The Tulalip claims Washington allows the Spokane Tribe to lease lottery terminals at better rates, contrary to a “most favored tribe guarantee saying if the state gives more favorable terms to another tribe, the Tulalip is also entitled to those terms.
The state regulates tribes’ operations of player terminals for a tribal lottery system under a Tribal-State Gaming Compact. The Tulalip can operate 975 terminals but may increase the amount up to 4,000 by purchasing allocation rights from any Washington tribe in the compact. The procedure is known as a terminal allocation plan, or TAP.
In 2007, the Spokane Tribe joined other tribes in the gaming compact.
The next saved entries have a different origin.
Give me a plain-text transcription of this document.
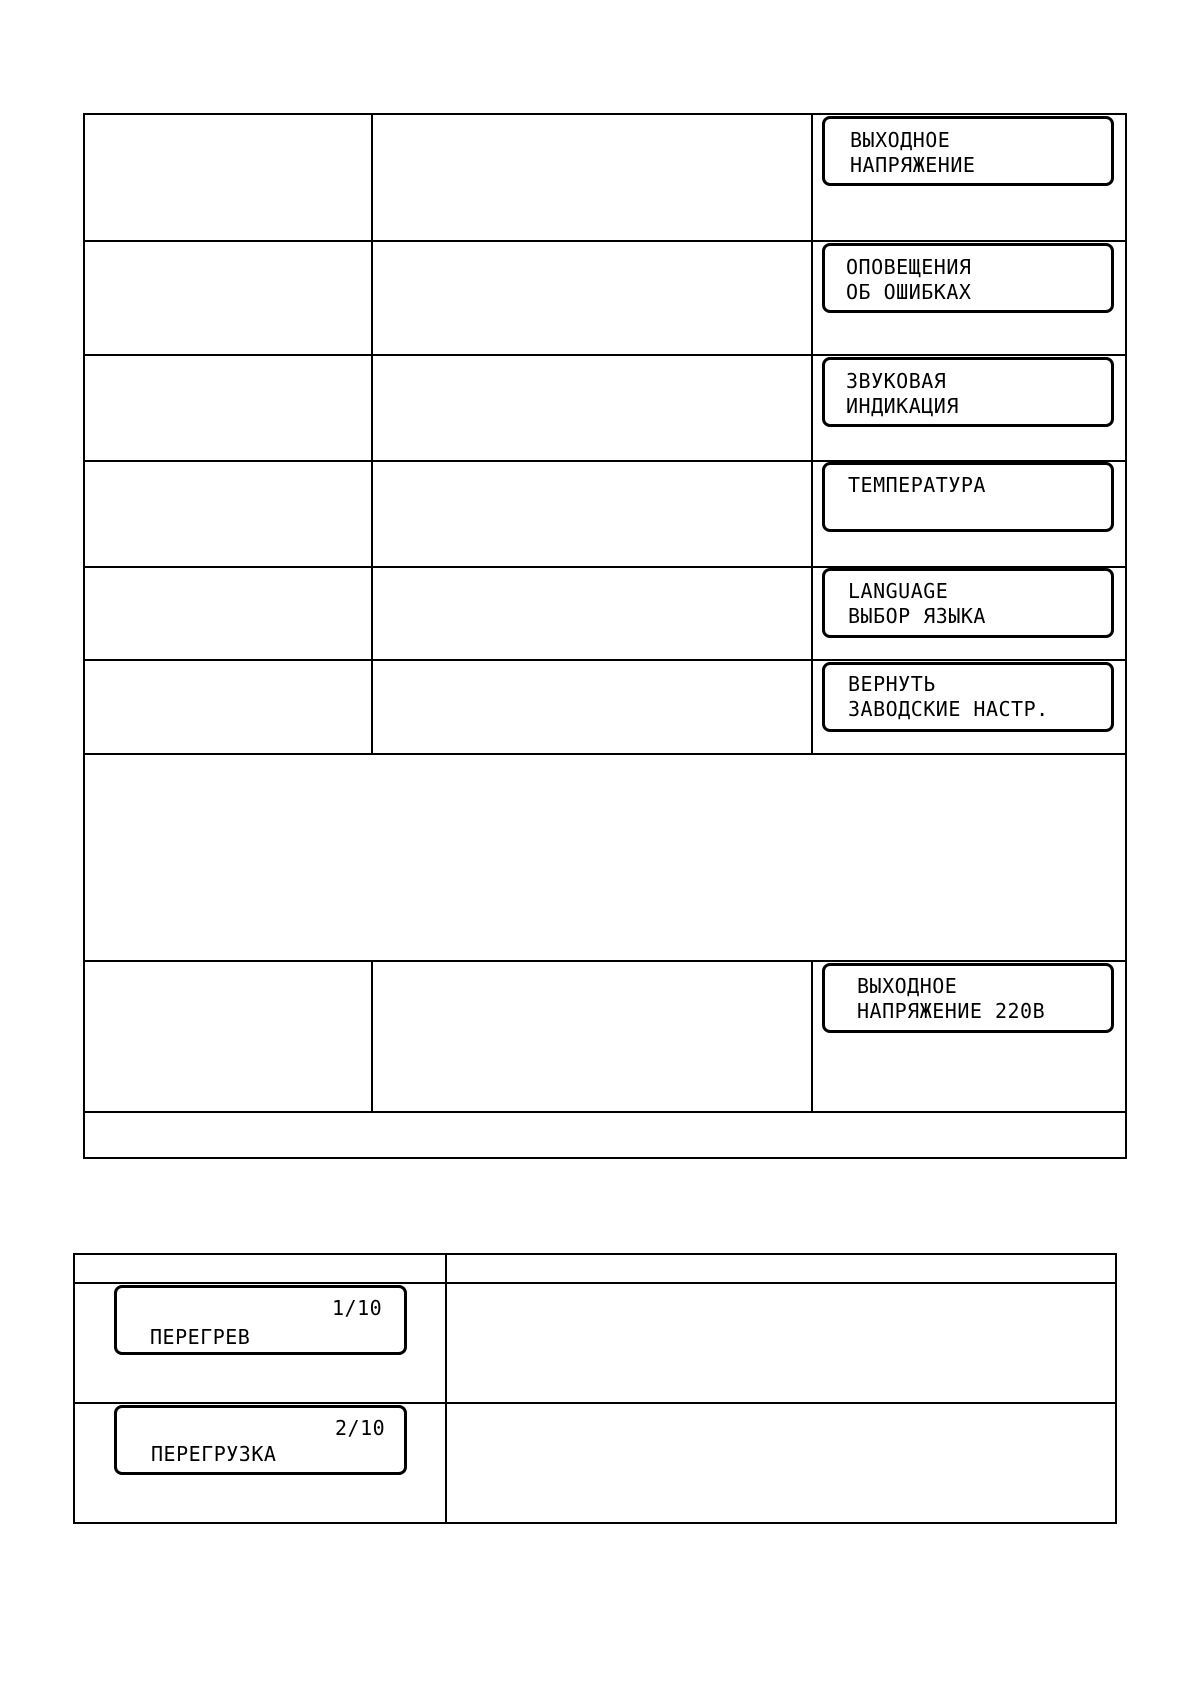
ВЫХОДНОЕ
НАПРЯЖЕНИЕ
ОПОВЕЩЕНИЯ
ОБ ОШИБКАХ
ЗВУКОВАЯ
ИНДИКАЦИЯ
ТЕМПЕРАТУРА
LANGUAGE
ВЫБОР ЯЗЫКА
ВЕРНУТЬ
ЗАВОДСКИЕ НАСТР.
ВЫХОДНОЕ
НАПРЯЖЕНИЕ 220В
1/10
ПЕРЕГРЕВ
2/10
ПЕРЕГРУЗКА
The state allowed the tribe to make payments into an inter-tribal fund to obtain additional terminals if it couldn’t secure the machines under the TAP procedure because “few, if any” machines were available for lease, according to court documents.
The Tulalip claimed the state gave the Spokane more favorable terms by allowing the tribe an additional way to obtain terminals and petitioned to have the same opportunity by amending its compact. After the state refused, the Tulalip filed a federal complaint in 2012 saying the state breached the compact and asking for an injunction amending the agreement.
In 2013, U.S. District Judge Richard Jones granted summary judgment to the state, saying the Tulalip wanted to “cherry-pick” the benefits of the inter-tribal fund provision .
According to the ruling, the Spokane were required to use “reasonable efforts” to obtain the machines from other tribes and must agree to limit their operations to fewer total machines than other tribes.
“The State has never agreed to the select portions that plaintiff wishes to cherry-pick out of the Inter-Tribal Fund provision without the corresponding limitations,” Jones wrote.
On Thursday, the Tulalip asked a three-judge panel to reverse the lower court’s decision.
Lisa Koop, representing the Tulalip, said the tribe’s “most favored” status required Washington to offer them the same benefits as the Spokane.
U.S. Circuit Judge Richard Tallman immediately asked Koop to respond to the district court’s finding that the tribe “cherry-picked” the most beneficial portions of the Spokane agreement without accepting the “inter-related conditions.”
“That’s simply false,” Koop responded.
She said the state wrongly concluded the Tulalip would have to “take everything” the Spokane were offered.
“Some of the terms are specific to the Spokane tribe,” she argued.
“The state basically said we’ll give you the same deal as the Spokane Tribe, but you didn’t want that because it contains a restriction on the maximum number of machines that would reduce the number of machines that you have,” Tallman countered.
“You’d like access to the tribal fund but you’d also like to not have the numerical restrictions that go with it, right?” U.S. Circuit Judge M. Margaret McKeown asked.
The state, represented by Assistant Attorney General Callie Castillo, argued that Tulalip’s most favored nation clause says that if the state ever permits an allocation of player terminals to a tribe which is greater or on more favorable terms then Tulalip is entitled to those same terms.
“Nothing in Tulalip’s compact permits it to obtain more favorable terms than those obtained by any other Washington tribe,” Castillo said.
McKeown asked if other tribes could make Tulalip’s “most favored” argument to ask for the inter-tribal fund plan.
Castillo said “every other tribe in the state of Washington” could claim they were entitled to the same deal.
“Tulalip is only entitled to the same terms as Spokane,” she said.
Castillo summed up her argument, saying the court should reject Tulalip’s attempt to “rewrite the compact into something the state has not agreed to with any other tribe.”